M-theoretic Genesis of Topological Phases
Gil Young Cho, Dongmin Gang, Hee-Cheol Kim
TL;DR
This work establishes a novel bridge between M-theory and (2+1)d topological phases by encoding topological order data in non-hyperbolic 3-manifolds via wrapped M5-branes. It provides a systematic algorithm to extract modular data (S,T, GSD) from 3-manifold topology, reproducing all unitary bosonic topological orders up to rank 4 and extending to fermionic and non-unitary theories through nontrivial $H_1(M,\mathbb{Z}_2)$ via 1-form symmetry gauging. By linking Dehn surgery and Seifert-fibered manifolds to explicit 3d ${\cal N}=2$ gauge theories, the approach yields UV-complete descriptions whose IR physics is a TFT[M], with a flat-connection–loop-operator dictionary that recovers the anyon data.

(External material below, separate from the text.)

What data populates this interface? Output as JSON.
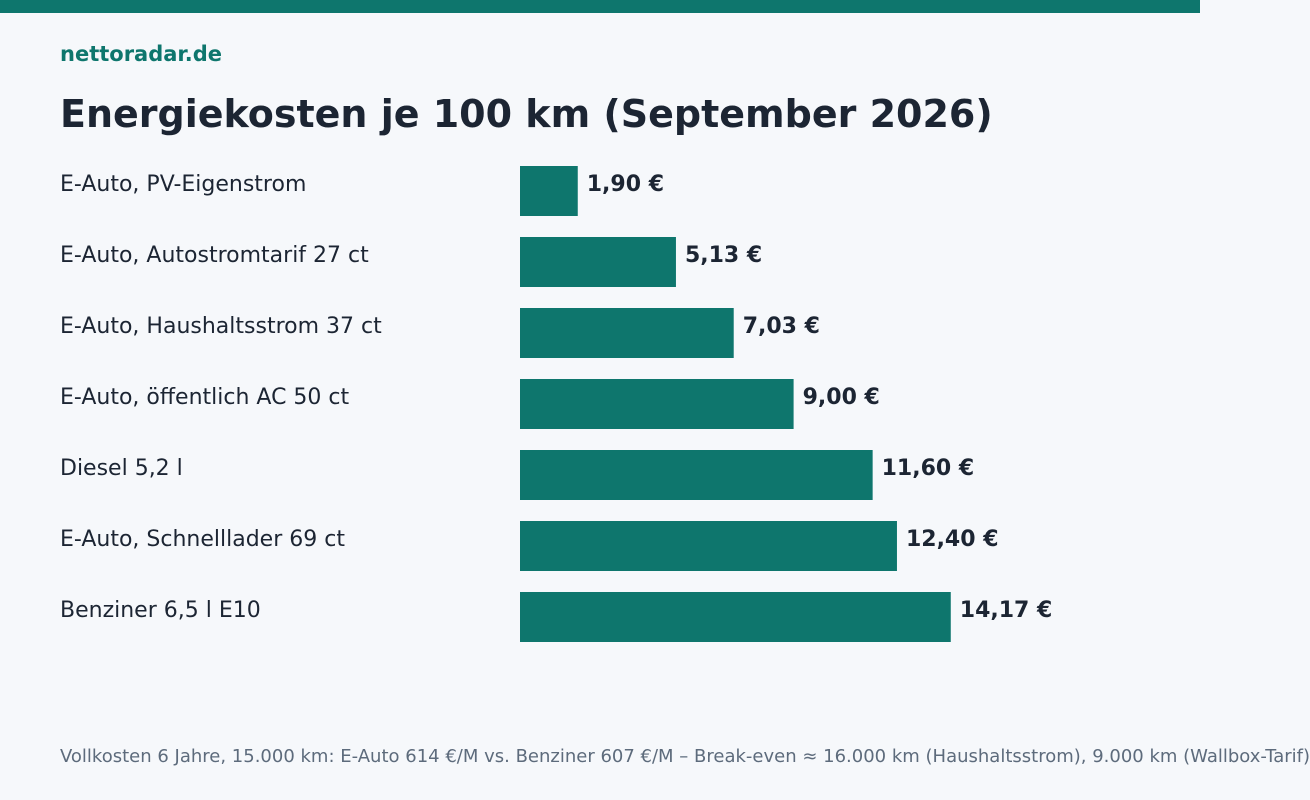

The framework suggests a broad program: all (2+1)d topological phases may be geometrically realized by M5-branes on suitable non-hyperbolic 3-manifolds, with extensions to higher rank and non-unitary/fermionic theories and potential new mathematics of non-hyperbolic manifolds. The work also notes avenues beyond modular data and conjectures connecting 3-manifold invariants to universal properties of topological phases, inviting further cross-pollination between physics and 3-manifold topology.
Abstract
We present a novel M-theoretic approach of constructing and classifying anyonic topological phases of matter, by establishing a correspondence between (2+1)d topological field theories and non-hyperbolic 3-manifolds. In this construction, the topological phases emerge as macroscopic world-volume theories of M5-branes wrapped around certain types of non-hyperbolic 3-manifolds. We devise a systematic algorithm for identifying the emergent topological phases from topological data of the internal wrapped 3-manifolds. As a benchmark of our approach, we reproduce all the known unitary bosonic topological orders up to rank 4. Remarkably, our construction is not restricted to an unitary bosonic theory but it can also generate fermionic and/or non-unitary topological phases in an equivalent fashion. Hence, we pave a new route toward the classification of topological phases of matter.